By September 24, 2008CFMC Blog Archives

How much is too much? When should you put the weights down and call it a day? Many people think it’s when you’re tired and don’t want to go on anymore, but I think it’s somewhere beyond that point. There is definitely a point where the smartest thing to to is to stop lifting before you get seriously injured, but I think most people stop way before this point having convinced themselves they can’t do any more. In CrossFit you become much more aware of your actual physical limits, and in every case I’ve seen, when someone stops making the “I can’t do it” excuse and endures the discomfort, oxygen debt, and downright pain that accompanies their first ever honest-to-God maximum effort, suddenly they get it.

Today WOD:

10 rounds for time of:

135lb Back Squat – 10 reps
20″ Box Jumps – 10 reps

Post time to comments

  • CFYork

    Hey Tai!
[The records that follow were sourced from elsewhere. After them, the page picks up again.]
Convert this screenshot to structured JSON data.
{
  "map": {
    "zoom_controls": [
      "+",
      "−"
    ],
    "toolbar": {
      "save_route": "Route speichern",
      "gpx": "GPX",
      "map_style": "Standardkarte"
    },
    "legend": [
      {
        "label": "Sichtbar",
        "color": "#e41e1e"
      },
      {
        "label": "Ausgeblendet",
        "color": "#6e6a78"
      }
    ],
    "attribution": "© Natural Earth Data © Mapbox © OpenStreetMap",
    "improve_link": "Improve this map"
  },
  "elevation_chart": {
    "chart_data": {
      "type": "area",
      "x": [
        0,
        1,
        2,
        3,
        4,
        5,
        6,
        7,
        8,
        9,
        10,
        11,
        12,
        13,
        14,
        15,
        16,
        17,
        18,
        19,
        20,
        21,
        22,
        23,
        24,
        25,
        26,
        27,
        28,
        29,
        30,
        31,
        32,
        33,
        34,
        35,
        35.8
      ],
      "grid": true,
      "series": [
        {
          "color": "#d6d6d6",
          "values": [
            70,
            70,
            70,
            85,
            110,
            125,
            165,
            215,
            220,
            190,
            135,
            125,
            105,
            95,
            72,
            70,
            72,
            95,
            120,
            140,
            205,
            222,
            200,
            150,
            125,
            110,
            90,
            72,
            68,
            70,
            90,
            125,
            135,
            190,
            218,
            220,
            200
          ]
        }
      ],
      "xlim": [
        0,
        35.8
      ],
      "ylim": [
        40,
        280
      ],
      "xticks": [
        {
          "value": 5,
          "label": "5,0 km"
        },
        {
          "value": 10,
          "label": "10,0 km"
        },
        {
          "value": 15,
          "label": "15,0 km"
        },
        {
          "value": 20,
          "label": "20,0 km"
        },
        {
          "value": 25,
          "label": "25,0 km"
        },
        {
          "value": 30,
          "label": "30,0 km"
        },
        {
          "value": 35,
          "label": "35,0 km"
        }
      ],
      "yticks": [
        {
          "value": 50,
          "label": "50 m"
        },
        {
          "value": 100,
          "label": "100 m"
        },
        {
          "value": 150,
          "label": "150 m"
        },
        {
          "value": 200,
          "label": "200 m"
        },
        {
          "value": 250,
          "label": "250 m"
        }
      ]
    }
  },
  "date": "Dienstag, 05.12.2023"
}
I hope things are well with you…I’m not sure if I’m repeating your thoughts in saying that by doing Crossfit I have no idea what my actual physical limits are until I actually fail at a given task b/c generally speaking every repeat WO is a PR. In any case, I thought I would come over and stir the pot a bit…Rusty

  • Tai

    You hit the nail on the head Rusty, and maybe gave more insight to my point than I did. What I was trying to convey was the huge difference between when someone THINKS they can’t do any more and when they are physically unable to do any more. I think the notion of getting a PR every time you do a workout (or at least giving an effort worthy of a PR) will insure that you’re honestly doing your best. Thanks!